S'agissant de l'avis rendu par le Haut Conseil des finances publiques, vous êtes les premiers à en avoir reçu l'explication orale du Premier président de la Cour des comptes, ainsi que la loi le prévoit. Or, si l'on peut toujours interpréter les mots dans différents sens, je n'ai pas souvenir qu'il y ait jamais eu d'avis accordant autant de crédibilité aux hypothèses gouvernementales : pour 2014, « aucune tendance baissière n'est à craindre », ce qui signifie que le 1 % de croissance sur lequel nous tablons est indiscutable. Pour 2015, l'hypothèse de 1,7 % de croissance – encore discutable l'an dernier et aujourd'hui qualifiée par beaucoup de trop optimiste – est considérée comme « pouvant être atteinte ». Quant à 2016-2017, puisque c'est afin d'améliorer notre taux de croissance que nous vous proposons de telles mesures, nous n'allons tout de même pas vous annoncer qu'il y aura alors moins de croissance, malgré un effort de cette nature. J'ignore en effet quel gouvernement irait annoncer l'échec de la politique qu'il est en train de mener ! Le pacte de responsabilité constituant notre contribution à la croissance française, ses effets bénéfiques se retrouvent dans ces chiffres, non contestés par le Haut Conseil qui les a qualifiés d'optimistes – ce que je considère plutôt comme un compliment – et non de « trop optimistes » ou d'« irréalistes ».
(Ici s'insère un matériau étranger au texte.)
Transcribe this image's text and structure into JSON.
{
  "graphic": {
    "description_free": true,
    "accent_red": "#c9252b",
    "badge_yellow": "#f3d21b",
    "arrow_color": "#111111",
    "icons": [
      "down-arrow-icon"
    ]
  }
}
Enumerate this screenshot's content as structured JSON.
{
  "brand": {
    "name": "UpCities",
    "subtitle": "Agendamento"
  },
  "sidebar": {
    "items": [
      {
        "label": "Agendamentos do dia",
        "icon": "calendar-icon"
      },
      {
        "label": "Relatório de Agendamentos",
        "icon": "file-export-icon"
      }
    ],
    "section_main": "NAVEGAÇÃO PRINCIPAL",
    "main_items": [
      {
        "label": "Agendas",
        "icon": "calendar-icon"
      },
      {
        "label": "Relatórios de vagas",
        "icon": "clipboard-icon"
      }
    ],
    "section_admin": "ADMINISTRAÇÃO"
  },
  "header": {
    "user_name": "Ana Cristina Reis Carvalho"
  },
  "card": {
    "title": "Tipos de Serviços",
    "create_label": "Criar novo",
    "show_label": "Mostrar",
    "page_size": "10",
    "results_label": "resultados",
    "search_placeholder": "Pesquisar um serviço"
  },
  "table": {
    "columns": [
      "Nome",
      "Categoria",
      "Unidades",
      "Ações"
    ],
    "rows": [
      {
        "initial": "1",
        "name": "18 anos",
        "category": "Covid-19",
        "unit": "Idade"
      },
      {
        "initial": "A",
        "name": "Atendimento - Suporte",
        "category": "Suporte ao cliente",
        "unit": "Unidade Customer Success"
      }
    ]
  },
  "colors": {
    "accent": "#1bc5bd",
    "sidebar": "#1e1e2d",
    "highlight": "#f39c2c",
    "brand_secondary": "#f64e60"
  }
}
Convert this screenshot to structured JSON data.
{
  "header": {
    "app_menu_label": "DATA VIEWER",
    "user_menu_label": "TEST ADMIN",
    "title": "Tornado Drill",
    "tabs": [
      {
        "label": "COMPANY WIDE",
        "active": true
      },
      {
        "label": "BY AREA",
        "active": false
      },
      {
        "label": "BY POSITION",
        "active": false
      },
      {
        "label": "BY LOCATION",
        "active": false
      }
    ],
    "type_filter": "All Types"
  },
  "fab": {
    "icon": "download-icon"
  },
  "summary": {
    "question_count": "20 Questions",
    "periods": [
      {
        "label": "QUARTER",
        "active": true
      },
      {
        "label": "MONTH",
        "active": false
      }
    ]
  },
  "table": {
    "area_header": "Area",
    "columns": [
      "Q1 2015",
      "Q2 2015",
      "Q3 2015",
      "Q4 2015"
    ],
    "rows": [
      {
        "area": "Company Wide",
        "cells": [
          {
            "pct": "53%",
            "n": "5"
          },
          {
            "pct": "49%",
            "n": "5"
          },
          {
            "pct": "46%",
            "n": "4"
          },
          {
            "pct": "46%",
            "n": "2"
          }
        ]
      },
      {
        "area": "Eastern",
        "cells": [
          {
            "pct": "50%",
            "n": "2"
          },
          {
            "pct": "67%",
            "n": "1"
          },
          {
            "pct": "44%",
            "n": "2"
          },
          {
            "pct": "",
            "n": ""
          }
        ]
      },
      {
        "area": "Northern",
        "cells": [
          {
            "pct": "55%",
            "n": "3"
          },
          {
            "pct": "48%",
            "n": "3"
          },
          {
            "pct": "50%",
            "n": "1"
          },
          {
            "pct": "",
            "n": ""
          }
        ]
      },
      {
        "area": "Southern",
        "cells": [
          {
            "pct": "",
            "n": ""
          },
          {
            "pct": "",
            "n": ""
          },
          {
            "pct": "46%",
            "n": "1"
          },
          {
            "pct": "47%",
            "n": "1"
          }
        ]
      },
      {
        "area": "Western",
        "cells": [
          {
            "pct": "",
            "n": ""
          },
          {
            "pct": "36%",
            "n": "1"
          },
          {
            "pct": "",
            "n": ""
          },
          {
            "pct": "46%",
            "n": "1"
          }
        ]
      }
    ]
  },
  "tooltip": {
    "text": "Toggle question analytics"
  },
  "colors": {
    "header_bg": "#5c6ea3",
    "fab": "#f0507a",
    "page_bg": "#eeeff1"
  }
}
Eu égard aux effets du pacte sur les PME-PMI et les grandes entreprises d'une part, et sur l'emploi d'autre part, le modèle MESANGE servant depuis de nombreuses années à déterminer les conséquences de baisses de cotisations ou de charges sur les créations d'emplois, ce sont des chiffres nets de création d'emplois que nous vous avons fournis. Il est vrai, en effet, qu'une baisse de cotisations sociales peut avoir des effets positifs, mais son financement peut aussi exercer un effet négatif sur la croissance et l'emploi. Dès lors que nous assurons ce financement non par une augmentation de l'emprunt ou des impôts, mais par une diminution de la dépense publique, la mesure a un effet récessif. Notre objectif est cependant que l'effet bénéfique du pacte de responsabilité sur la croissance soit largement supérieur à l'effet récessif du financement de certaines dépenses. Les 50 milliards d'euros d'économies budgétaires correspondent certes à un effort réel et difficile – d'aucuns citant d'ailleurs différentes catégories de Français susceptibles de trouver à redire à ce plan – mais néanmoins parfaitement à notre portée dans la mesure où nous l'effectuerons dans des conditions raisonnables. Il ne s'agit pas là d'un plan d'austérité, qui consisterait en une diminution de la dépense en valeur et en volume ; c'est un plan qui permettra d'éviter des hausses de dépenses qui nous pénaliseraient, compte tenu de notre niveau d'endettement et du taux de croissance actuel.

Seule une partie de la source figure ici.